We had a lecture quiz on solids and liquids. Viscosity depends on the strength of the intermolecular forces. As force increases, viscosity increases. As temperature increases, the viscosity decreases. Cohesives v. Adhesive: cohesive forces happen when similar molecules bind together. Adhesive happens when intermolecular forces bind a substance to a surface. For example, water's adhesive forces between the H2O and glass are greater than the forces between the h2o molecules (creating a meniscus).

Solids

There are two groups of solids: crystalline (highly ordered arrangement) and amorphous (no particular arrangement). Covalent-Network solids, like diamonds have a high melting point and are often times hard. In order to vaporize this, the covalent bonds must be broken. Molecular solids are when atoms are held together with van der Waals forces, such as graphite. These tend to have lower melting points.

We had a lecture quiz on this to help us understand the material. We also had a worksheet called Intermolecular Forces 11 Worksheet to put together what we learned so far.

Vapor Pressure

Vapor is what we call a gaseous substance that is usually liquid at room temperature. Dynamic equilibrium occurs when the liquid molecules evaporate at the same rate as the vapor molecules condense.

Temperature affects vapor pressure. As temperature increases, more and more molecules at the surface have enough kinetic energy to escape the surface, therefore making the vapor pressure increase. When vapor pressure of a liquid reaches the atmospheric pressure, it boils. That's why water boils at a lower temperature when the elevation is high. Also, higher boiling point equals a lower vapor pressure. vapor pressure decreases with the molecular weight increases.

We had a lecture quiz to become comfortable with the material.

Lattice Energy

A quick review: There are three types of bonds. Ionic (electrostatic attraction between ions), Covalent (sharing of electrons), and Metallic (Metal atoms bonded to several other atoms. Cation surrounded by a sea of electrons). 
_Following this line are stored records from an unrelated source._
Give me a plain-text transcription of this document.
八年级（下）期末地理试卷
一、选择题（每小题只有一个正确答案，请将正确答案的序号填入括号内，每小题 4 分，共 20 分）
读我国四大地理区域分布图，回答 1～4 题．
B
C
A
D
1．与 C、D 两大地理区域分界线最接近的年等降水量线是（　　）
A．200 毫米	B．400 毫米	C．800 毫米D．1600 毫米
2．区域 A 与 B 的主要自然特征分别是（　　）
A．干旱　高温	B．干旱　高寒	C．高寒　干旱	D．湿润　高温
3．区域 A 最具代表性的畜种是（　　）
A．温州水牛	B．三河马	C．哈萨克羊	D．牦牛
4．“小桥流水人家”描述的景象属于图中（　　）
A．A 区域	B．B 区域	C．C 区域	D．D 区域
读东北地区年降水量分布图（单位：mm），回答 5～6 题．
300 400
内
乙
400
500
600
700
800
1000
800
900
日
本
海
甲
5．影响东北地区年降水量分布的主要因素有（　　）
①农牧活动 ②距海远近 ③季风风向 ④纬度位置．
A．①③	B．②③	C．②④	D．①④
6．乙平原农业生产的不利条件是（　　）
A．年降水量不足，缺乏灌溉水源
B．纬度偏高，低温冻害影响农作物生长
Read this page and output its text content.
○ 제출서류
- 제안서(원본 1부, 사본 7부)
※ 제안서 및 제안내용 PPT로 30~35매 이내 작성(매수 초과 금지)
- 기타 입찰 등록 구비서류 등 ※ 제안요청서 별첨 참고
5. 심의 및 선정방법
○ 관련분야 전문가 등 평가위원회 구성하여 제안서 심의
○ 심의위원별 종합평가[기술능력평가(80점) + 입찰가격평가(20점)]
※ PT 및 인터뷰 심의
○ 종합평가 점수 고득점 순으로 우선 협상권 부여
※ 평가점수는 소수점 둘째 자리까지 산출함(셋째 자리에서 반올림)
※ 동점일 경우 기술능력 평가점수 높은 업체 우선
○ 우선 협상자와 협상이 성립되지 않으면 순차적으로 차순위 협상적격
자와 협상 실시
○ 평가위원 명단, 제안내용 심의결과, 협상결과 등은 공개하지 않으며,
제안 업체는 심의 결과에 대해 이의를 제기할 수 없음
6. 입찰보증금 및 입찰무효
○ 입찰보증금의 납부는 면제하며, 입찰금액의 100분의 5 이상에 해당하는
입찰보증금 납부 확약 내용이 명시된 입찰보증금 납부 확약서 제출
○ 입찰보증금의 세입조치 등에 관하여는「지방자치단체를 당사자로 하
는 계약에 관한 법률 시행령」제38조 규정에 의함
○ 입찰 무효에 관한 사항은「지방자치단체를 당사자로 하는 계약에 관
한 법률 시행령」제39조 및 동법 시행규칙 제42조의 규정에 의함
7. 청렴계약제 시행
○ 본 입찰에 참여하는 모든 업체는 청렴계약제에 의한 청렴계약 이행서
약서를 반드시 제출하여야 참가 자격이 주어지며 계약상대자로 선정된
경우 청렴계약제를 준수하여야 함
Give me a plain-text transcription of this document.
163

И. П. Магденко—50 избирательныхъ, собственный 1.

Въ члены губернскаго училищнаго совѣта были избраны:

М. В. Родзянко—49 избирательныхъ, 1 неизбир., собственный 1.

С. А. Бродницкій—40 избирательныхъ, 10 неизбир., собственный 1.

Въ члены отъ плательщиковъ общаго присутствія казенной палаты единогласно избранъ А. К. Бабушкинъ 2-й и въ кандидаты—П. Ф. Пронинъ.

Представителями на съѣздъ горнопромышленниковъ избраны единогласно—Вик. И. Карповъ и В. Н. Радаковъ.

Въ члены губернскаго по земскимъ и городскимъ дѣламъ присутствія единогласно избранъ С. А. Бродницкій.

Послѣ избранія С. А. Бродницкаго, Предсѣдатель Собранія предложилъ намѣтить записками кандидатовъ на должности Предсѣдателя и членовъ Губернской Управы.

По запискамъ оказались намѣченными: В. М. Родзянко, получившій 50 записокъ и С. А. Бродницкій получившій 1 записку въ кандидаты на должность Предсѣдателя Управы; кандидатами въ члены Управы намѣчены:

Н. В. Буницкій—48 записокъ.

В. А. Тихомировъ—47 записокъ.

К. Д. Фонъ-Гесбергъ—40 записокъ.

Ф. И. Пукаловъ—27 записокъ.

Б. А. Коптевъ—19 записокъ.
Lattice energy - The energy required to completely separate a mole of a solid ionic compound into its gaseous ions.

Smaller ions lead to increased lattice energy. Greater charge leads to increased energy. The effect of charge is greater than the effect of distance.

Conductivity

We worked on a small lab on conductivity. We tested several substance's conductivity. Here are the results:

We understand that in order for a substance to be conductive, there must be a sea of electrons that conduct the electricity from one wire to the other. In the case of NaCl, solids does not conduct because the atoms are in place. however, in it's liquid state, we are able to loosen the atoms and conduct the electricity through the substance.

Main Ideas

This week, I generally understand the main ideas. However, I still have trouble understanding vapor pressure and Lattice Energy. What exactly is Lattice energy, and where does it come from? What exactly is vapor pressure, what does it measure, and what are it's effects on a substance's properties? I feel quite secure on viscosity and the sea of electrons concept, however I feel I need more help on understanding the characteristics of all the other properties, such as why graphite is soft while diamonds are extremely hard.
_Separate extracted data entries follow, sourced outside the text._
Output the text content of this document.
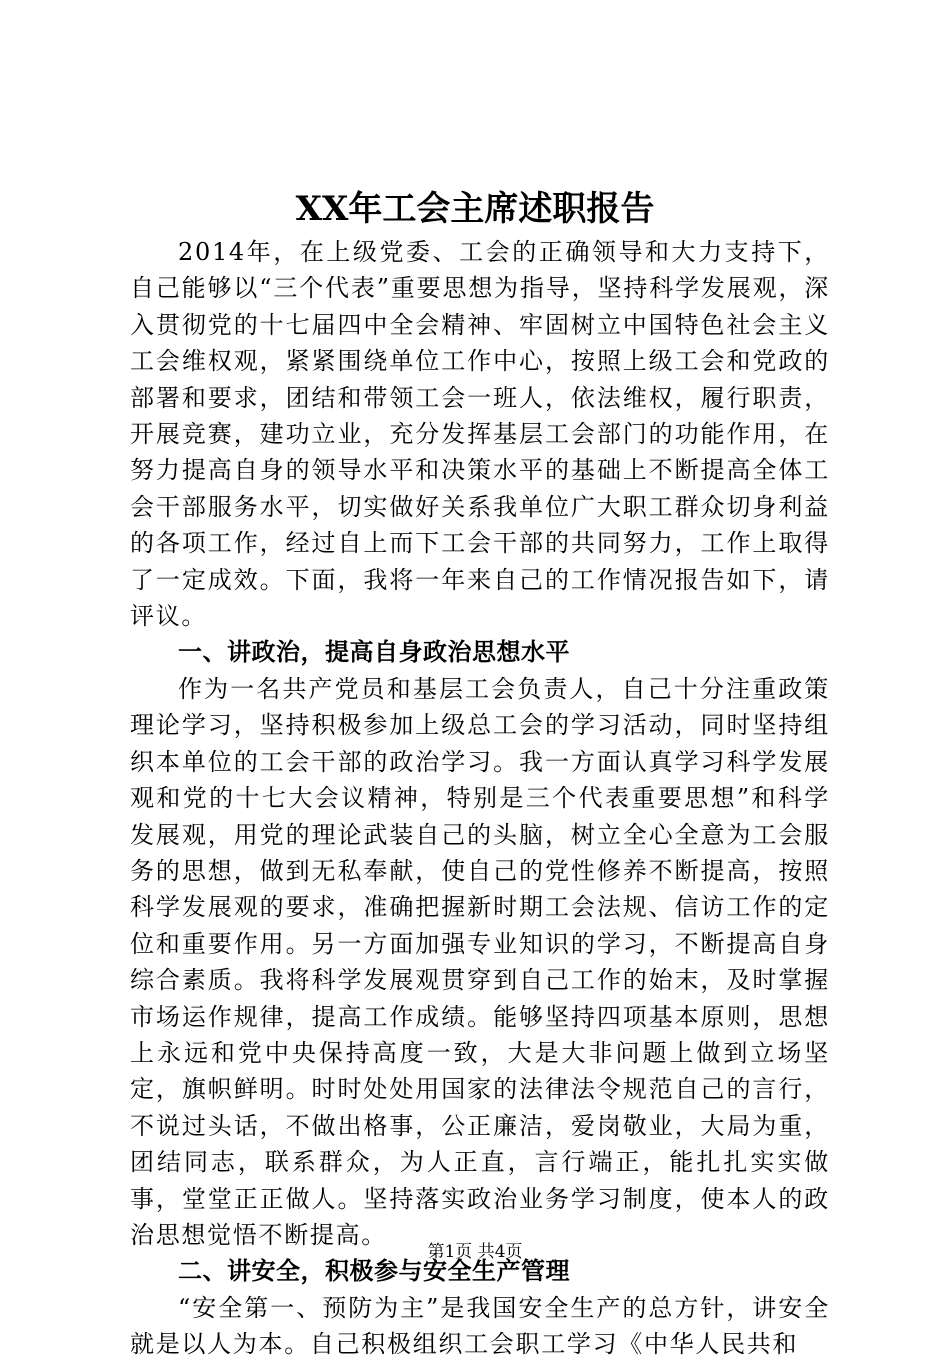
XX年工会主席述职报告

2014年，在上级党委、工会的正确领导和大力支持下，自己能够以“三个代表”重要思想为指导，坚持科学发展观，深入贯彻党的十七届四中全会精神、牢固树立中国特色社会主义工会维权观，紧紧围绕单位工作中心，按照上级工会和党政的部署和要求，团结和带领工会一班人，依法维权，履行职责，开展竞赛，建功立业，充分发挥基层工会部门的功能作用，在努力提高自身的领导水平和决策水平的基础上不断提高全体工会干部服务水平，切实做好关系我单位广大职工群众切身利益的各项工作，经过自上而下工会干部的共同努力，工作上取得了一定成效。下面，我将一年来自己的工作情况报告如下，请评议。

一、讲政治，提高自身政治思想水平

作为一名共产党员和基层工会负责人，自己十分注重政策理论学习，坚持积极参加上级总工会的学习活动，同时坚持组织本单位的工会干部的政治学习。我一方面认真学习科学发展观和党的十七大会议精神，特别是三个代表重要思想”和科学发展观，用党的理论武装自己的头脑，树立全心全意为工会服务的思想，做到无私奉献，使自己的党性修养不断提高，按照科学发展观的要求，准确把握新时期工会法规、信访工作的定位和重要作用。另一方面加强专业知识的学习，不断提高自身综合素质。我将科学发展观贯穿到自己工作的始末，及时掌握市场运作规律，提高工作成绩。能够坚持四项基本原则，思想上永远和党中央保持高度一致，大是大非问题上做到立场坚定，旗帜鲜明。时时处处用国家的法律法令规范自己的言行，不说过头话，不做出格事，公正廉洁，爱岗敬业，大局为重，团结同志，联系群众，为人正直，言行端正，能扎扎实实做事，堂堂正正做人。坚持落实政治业务学习制度，使本人的政治思想觉悟不断提高。

二、讲安全，积极参与安全生产管理

“安全第一、预防为主”是我国安全生产的总方针，讲安全就是以人为本。自己积极组织工会职工学习《中华人民共和

第1页 共4页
11.4.13 - Intermolecular forces v. Intramolecular forces, and Water

Intermolecular Forces v. Intramolecular forces

This week, following out ionic and metal worksheets, we worked on understanding Intermolecular forces and intramolecular forces. Intermolecular forces are the forces between the molecules, while the intramolecular forces are between the actual atoms. For example, intermolecular forces hold together the H and O atoms in H2O, while the intermolecular forces hold together the molecules so that it stays together to form solids, liquids, or gas, depending on the temperature of the environment.

There are three types of intermolecular forces: induced dipole-induced dipole (London dispersion forces), Dipole-dipole, and Hydrogen bonding.
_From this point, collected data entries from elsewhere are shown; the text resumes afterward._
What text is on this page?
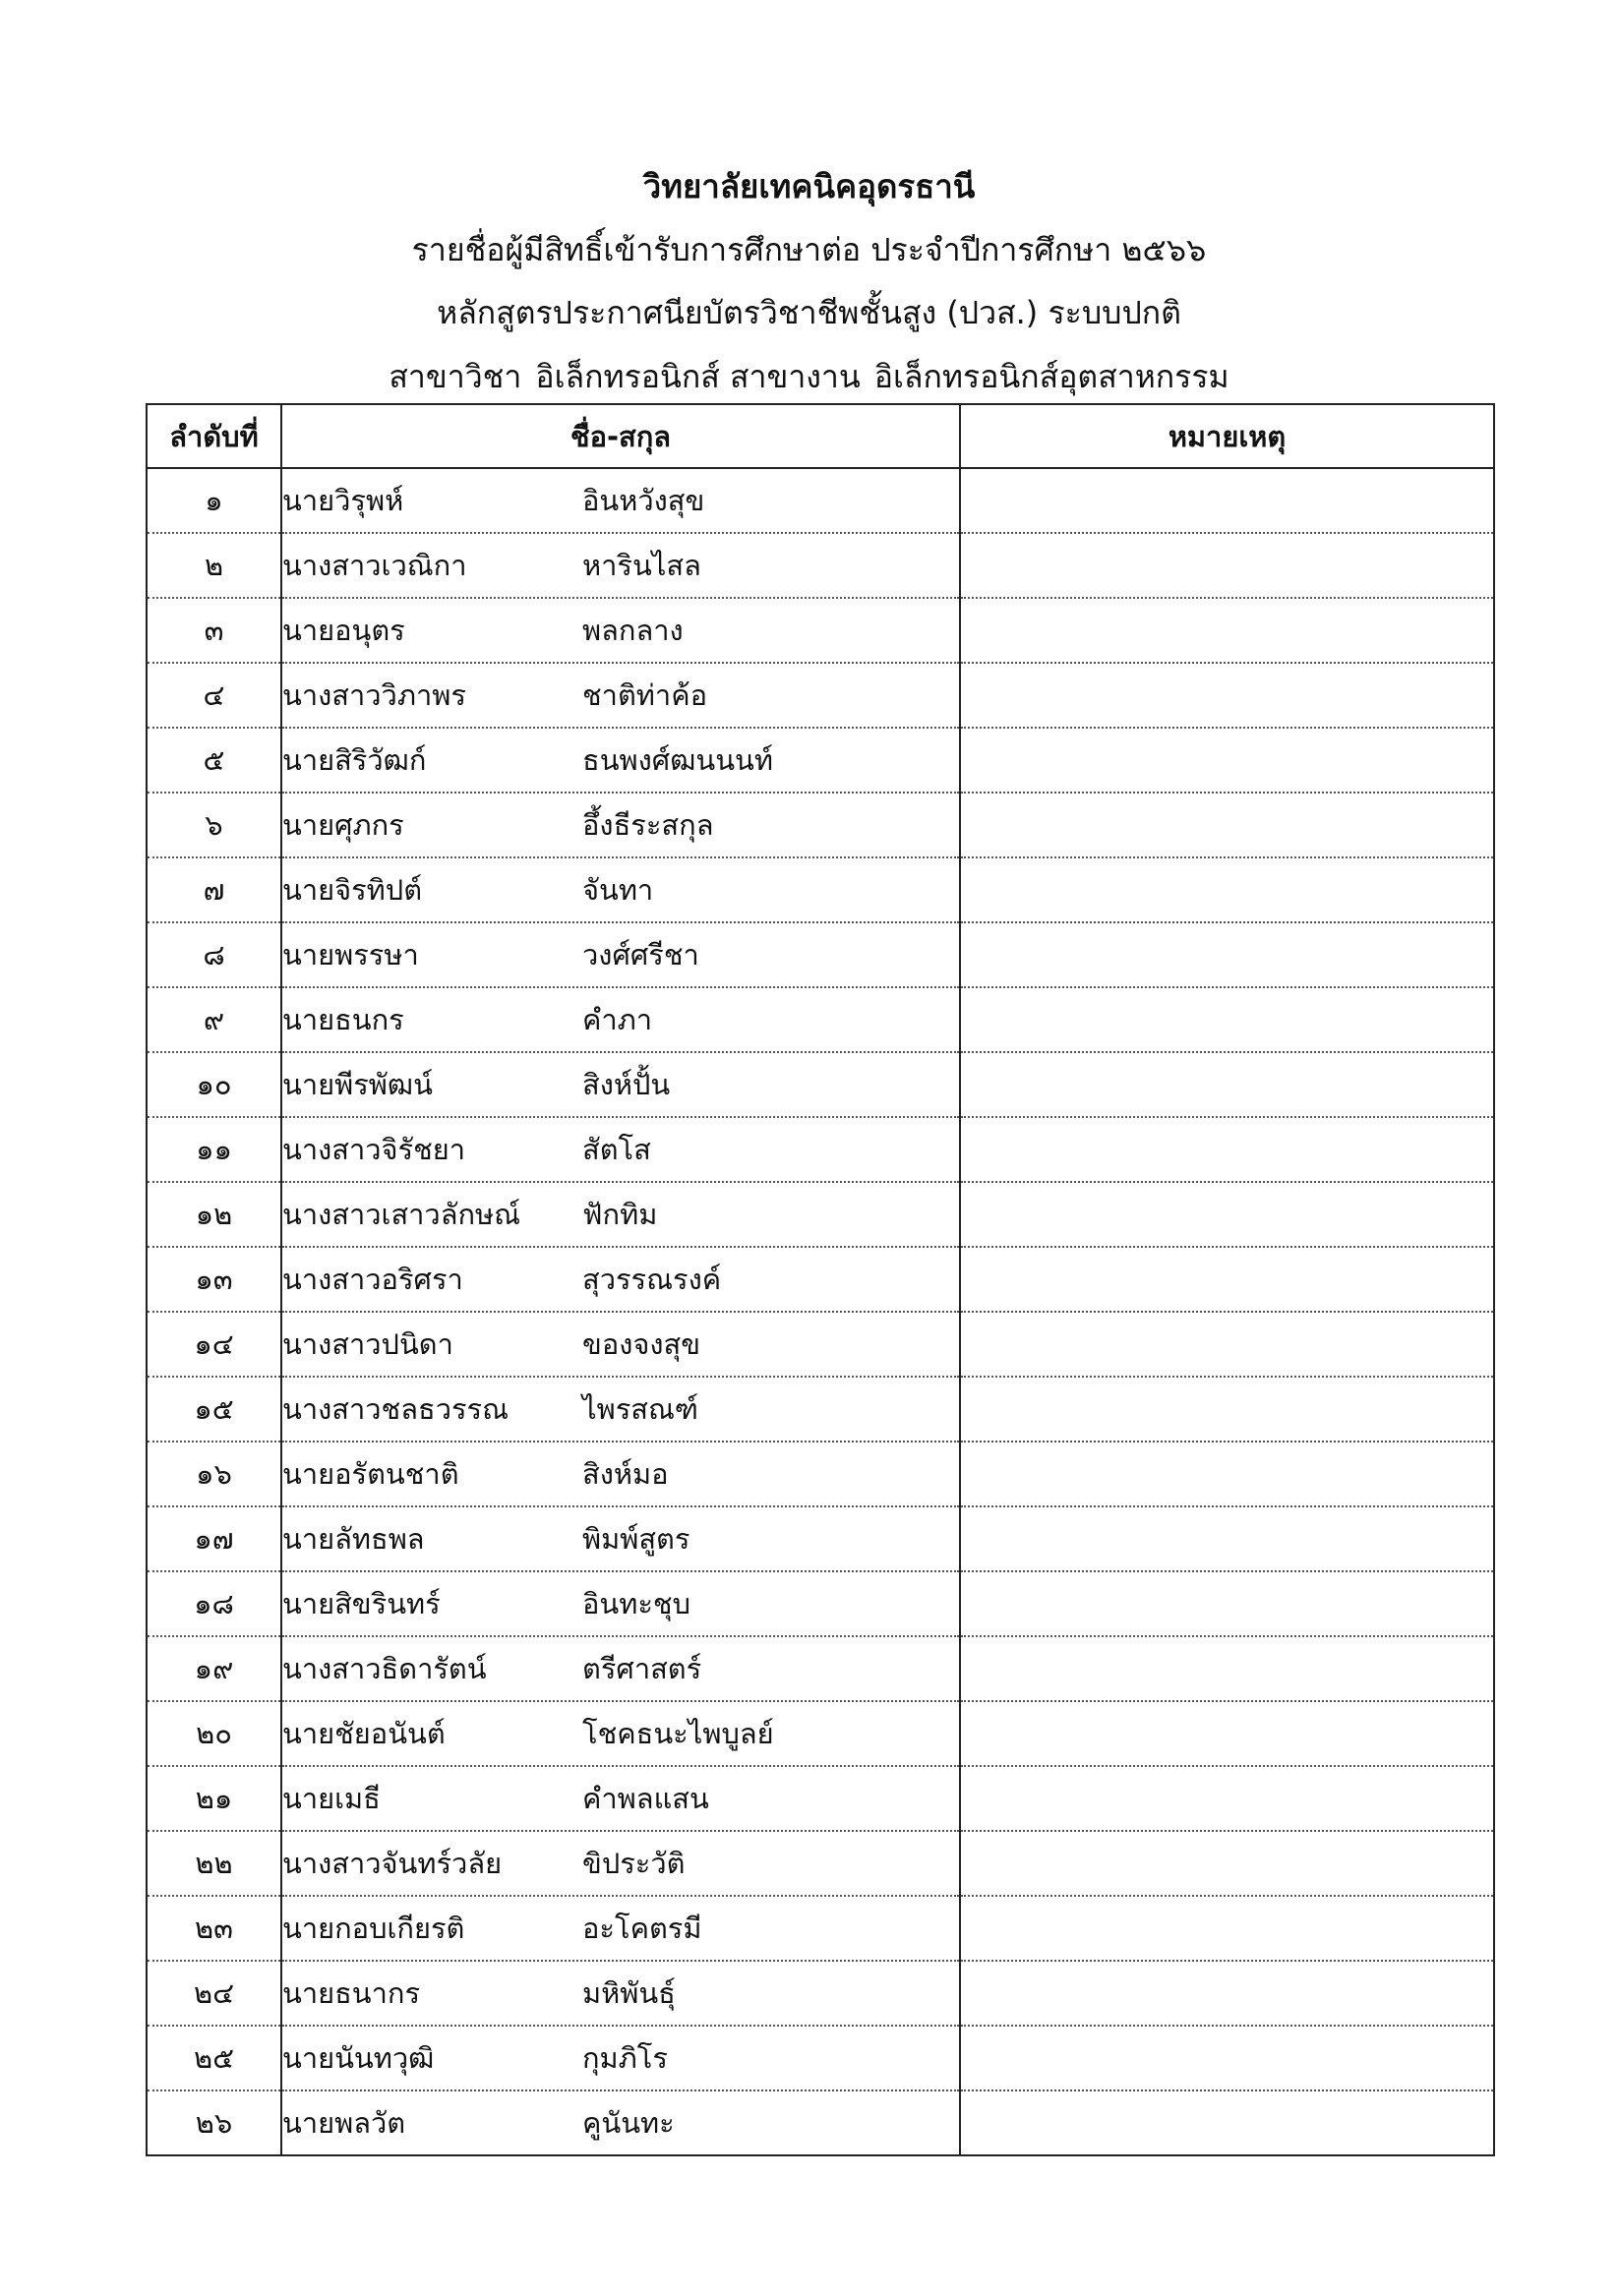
วิทยาลัยเทคนิคอุดรธานี
รายชื่อผู้มีสิทธิ์เข้ารับการศึกษาต่อ ประจำปีการศึกษา ๒๕๖๖
หลักสูตรประกาศนียบัตรวิชาชีพชั้นสูง (ปวส.) ระบบปกติ
สาขาวิชา อิเล็กทรอนิกส์ สาขางาน อิเล็กทรอนิกส์อุตสาหกรรม
ลำดับที่	ชื่อ-สกุล	หมายเหตุ
๑	นายวิรุพห์ อินหวังสุข	
๒	นางสาวเวณิกา หารินไสล	
๓	นายอนุตร พลกลาง	
๔	นางสาววิภาพร ชาติท่าค้อ	
๕	นายสิริวัฒก์ ธนพงศ์ฒนนนท์	
๖	นายศุภกร อึ้งธีระสกุล	
๗	นายจิรทิปต์ จันทา	
๘	นายพรรษา วงศ์ศรีชา	
๙	นายธนกร คำภา	
๑๐	นายพีรพัฒน์ สิงห์ปั้น	
๑๑	นางสาวจิรัชยา สัตโส	
๑๒	นางสาวเสาวลักษณ์ ฟักทิม	
๑๓	นางสาวอริศรา สุวรรณรงค์	
๑๔	นางสาวปนิดา ของจงสุข	
๑๕	นางสาวชลธวรรณ ไพรสณฑ์	
๑๖	นายอรัตนชาติ สิงห์มอ	
๑๗	นายลัทธพล พิมพ์สูตร	
๑๘	นายสิขรินทร์ อินทะชุบ	
๑๙	นางสาวธิดารัตน์ ตรีศาสตร์	
๒๐	นายชัยอนันต์ โชคธนะไพบูลย์	
๒๑	นายเมธี คำพลแสน	
๒๒	นางสาวจันทร์วลัย ขิประวัติ	
๒๓	นายกอบเกียรติ อะโคตรมี	
๒๔	นายธนากร มหิพันธุ์	
๒๕	นายนันทวุฒิ กุมภิโร	
๒๖	นายพลวัต คูนันทะ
London dispersion force occurs between any two molecules because there is a momentary concentration of electrons on one side of the atom, causing a momentary dipole in the molecule. This is what holds molecules with no dipole moment. London dispersion force occurs in all molecules.

The next strongest intermolecular force is the dipole-dipole force. Molecules with this have attraction between the molecules due to the partial charges on the molecules from the dipole moment.

The strongest force is called the Hydrogen bond. This occurs between any molecule that has a Hydrogen atom bonded to either Nitrogen, Oxygen, of Florine atom.

To help learn the material, we went over two worksheets: Intermolecular Fores and Intermolecular Forces 1 Worksheet.

Water

We also went over a pogil about Water. We learned a little about why Salt (NaCl) dissolves in water. The hydrogen bonds override the ionic bond between the Na and Cl, breaking the ions apart. 

Main Ideas

This week, the main ideas connected because we need to know the characteristics of the intermolecular forces and intramolecular forces in order to understand why salt dissolves in water. The model with the molecules helped me because it was easy to understand which side attracted to which molecule. It also helped me understand why ice is less dense than liquid water, something I have been wondering for a very long time. I am becoming unsure, however, about the materials we covered in this weekend's lecture quizzes, "Liquids and Solids". I don't think I quite understand why liquids have surface tension.